Inspired by the human ability to learn and organize knowledge into hierarchical taxonomies with prototypes, this paper addresses key limitations in current deep hierarchical clustering methods. Existing methods often tie the structure to the number of classes and underutilize the rich prototype information available at intermediate hierarchical levels. We introduce deep taxonomic networks, a novel deep latent variable approach designed to bridge these gaps. Our method optimizes a large latent taxonomic hierarchy, specifically a complete binary tree structured mixture-of-Gaussian prior within a variational inference framework, to automatically discover taxonomic structures and associated prototype clusters directly from unlabeled data without assuming true label sizes. We analytically show that optimizing the ELBO of our method encourages the discovery of hierarchical relationships among prototypes. Empirically, our learned models demonstrate strong hierarchical clustering performance, outperforming baselines across diverse image classification datasets using our novel evaluation mechanism that leverages prototype clusters discovered at all hierarchical levels. Qualitative results further reveal that deep taxonomic networks discover rich and interpretable hierarchical taxonomies, capturing both coarse-grained semantic categories and fine-grained visual distinctions.

Paper Structure

This paper contains 52 sections, 32 equations, 5 figures, 8 tables.

Figures (5)

  • Figure 1: Examples of sub-hierarchies discovered by fitting a deep taxonomic network to CIFAR-10 data.
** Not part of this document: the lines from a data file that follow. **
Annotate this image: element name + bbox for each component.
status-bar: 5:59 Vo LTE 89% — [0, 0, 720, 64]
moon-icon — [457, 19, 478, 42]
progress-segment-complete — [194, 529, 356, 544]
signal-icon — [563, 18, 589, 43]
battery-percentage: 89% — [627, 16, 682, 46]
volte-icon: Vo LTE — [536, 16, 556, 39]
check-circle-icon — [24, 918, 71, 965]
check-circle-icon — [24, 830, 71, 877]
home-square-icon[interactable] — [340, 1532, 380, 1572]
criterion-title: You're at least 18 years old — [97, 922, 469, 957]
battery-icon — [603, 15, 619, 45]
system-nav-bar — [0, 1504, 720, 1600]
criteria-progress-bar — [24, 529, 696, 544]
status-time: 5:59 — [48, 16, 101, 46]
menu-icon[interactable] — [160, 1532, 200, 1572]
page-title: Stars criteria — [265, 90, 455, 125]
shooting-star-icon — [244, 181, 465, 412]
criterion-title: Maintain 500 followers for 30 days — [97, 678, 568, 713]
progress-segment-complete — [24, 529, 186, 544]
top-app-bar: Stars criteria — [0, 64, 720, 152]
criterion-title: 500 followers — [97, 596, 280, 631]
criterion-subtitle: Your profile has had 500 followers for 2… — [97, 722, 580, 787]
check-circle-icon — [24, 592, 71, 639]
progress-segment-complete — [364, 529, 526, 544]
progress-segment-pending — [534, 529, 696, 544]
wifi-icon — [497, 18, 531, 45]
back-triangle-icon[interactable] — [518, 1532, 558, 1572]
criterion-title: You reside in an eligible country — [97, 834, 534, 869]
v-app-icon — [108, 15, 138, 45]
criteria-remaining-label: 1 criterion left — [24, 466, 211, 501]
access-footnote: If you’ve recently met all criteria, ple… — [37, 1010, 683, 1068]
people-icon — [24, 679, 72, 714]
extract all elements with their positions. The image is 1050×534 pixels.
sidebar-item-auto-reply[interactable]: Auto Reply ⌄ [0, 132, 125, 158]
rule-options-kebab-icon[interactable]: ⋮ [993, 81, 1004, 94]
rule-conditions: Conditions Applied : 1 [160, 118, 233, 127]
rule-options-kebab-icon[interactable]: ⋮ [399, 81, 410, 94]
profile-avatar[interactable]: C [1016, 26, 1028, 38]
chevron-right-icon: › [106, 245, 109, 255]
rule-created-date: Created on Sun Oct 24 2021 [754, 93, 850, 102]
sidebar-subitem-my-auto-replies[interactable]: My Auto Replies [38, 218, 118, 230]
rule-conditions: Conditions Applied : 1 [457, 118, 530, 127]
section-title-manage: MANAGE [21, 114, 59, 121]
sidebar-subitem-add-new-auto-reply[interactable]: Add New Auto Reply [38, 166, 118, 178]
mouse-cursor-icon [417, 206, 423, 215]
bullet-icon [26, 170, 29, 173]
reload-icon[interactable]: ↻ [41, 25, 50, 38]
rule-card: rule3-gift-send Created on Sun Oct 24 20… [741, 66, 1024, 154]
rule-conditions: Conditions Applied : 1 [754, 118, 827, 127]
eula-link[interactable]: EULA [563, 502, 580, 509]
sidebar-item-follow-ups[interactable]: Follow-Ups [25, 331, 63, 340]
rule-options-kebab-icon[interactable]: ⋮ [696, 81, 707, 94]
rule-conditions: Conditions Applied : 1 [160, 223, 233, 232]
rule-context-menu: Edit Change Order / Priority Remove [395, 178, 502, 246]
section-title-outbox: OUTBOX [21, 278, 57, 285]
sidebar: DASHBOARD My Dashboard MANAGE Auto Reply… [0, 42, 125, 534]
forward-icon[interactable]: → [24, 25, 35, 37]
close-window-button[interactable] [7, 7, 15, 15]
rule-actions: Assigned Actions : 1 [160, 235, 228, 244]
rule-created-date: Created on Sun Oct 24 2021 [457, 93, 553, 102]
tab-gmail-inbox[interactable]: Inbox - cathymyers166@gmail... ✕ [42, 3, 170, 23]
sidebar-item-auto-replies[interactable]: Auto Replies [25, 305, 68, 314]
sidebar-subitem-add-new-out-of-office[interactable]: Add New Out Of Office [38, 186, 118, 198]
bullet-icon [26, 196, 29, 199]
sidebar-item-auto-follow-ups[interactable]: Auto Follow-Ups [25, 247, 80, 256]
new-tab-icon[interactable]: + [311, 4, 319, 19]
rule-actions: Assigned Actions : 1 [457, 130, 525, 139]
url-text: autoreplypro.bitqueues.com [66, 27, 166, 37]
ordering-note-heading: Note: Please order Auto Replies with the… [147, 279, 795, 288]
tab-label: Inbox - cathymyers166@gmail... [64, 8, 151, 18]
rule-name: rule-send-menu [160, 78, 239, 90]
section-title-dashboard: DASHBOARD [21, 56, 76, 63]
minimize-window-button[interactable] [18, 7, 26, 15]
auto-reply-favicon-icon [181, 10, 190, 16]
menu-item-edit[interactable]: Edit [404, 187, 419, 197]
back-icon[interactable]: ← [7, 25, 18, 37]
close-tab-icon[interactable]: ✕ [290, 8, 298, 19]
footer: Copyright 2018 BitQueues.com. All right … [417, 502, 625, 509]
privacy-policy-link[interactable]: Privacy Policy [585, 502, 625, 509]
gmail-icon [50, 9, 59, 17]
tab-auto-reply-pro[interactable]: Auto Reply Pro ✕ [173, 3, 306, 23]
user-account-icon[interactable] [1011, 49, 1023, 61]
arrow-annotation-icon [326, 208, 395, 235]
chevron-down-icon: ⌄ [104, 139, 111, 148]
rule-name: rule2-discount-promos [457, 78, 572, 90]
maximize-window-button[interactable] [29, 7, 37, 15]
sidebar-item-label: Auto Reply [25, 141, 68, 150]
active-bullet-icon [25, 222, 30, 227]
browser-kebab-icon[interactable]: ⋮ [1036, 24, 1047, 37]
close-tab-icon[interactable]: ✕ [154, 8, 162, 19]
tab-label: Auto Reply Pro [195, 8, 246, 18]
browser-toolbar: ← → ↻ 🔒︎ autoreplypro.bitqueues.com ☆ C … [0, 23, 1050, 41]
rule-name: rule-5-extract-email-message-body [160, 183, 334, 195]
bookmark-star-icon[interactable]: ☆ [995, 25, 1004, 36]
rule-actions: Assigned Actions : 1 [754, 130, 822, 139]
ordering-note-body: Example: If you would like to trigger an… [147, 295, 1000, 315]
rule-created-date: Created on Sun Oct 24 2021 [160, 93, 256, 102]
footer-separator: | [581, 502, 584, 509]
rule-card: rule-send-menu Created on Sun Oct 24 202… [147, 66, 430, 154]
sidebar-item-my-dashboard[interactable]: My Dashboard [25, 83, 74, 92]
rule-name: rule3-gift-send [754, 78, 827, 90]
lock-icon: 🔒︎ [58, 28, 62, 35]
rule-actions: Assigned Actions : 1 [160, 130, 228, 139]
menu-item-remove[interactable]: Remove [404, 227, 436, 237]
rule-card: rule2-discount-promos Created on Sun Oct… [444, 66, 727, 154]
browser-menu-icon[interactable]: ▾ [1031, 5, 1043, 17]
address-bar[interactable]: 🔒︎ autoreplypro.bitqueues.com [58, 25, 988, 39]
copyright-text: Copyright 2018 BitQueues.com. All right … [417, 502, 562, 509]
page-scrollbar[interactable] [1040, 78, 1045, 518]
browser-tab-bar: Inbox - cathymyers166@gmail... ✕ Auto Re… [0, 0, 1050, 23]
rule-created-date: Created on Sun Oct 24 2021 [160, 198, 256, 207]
For each cluster, we sampled nine images from the test set based on likelihood.
  • Figure 2: The graphic model for deep taxonomic networks. (a): solid arrows represent the generative sampling process. The grayed cluster $c_3$ is selected via the prior distribution $p(c)$. (b): dashed arrows represent the variational inference process. Red: learnable parameters.
  • Figure 3: Hierarchical clustering performance on all evaluated datasets at varying depth of $\mathcal{T}$. X-axis: depth, Y-axis: performance.
  • Figure 4: Prototypicality $p(c\mid\mathbf{z})$ on test data over $\mathcal{T}$. X-axis: Cluster indices of a flattened complete binary tree, ordered left-to-right starting with its $2^{10}$ leaf clusters. Y-axis: $p(c\mid\mathbf{z})$.
  • Figure 5: Examples of sub-hierarchy discovered by deep taxonomic networks on MNIST (\ref{['fig:mnist-89']}, \ref{['fig:nmist-4983']}), Fashion (\ref{['fig:fashion-low']}, \ref{['fig:fashion-high']}) and Omniglot (\ref{['fig:omniglot-1']}, \ref{['fig:omniglot-2']}). Images are sampled from the test set per cluster by likelihood.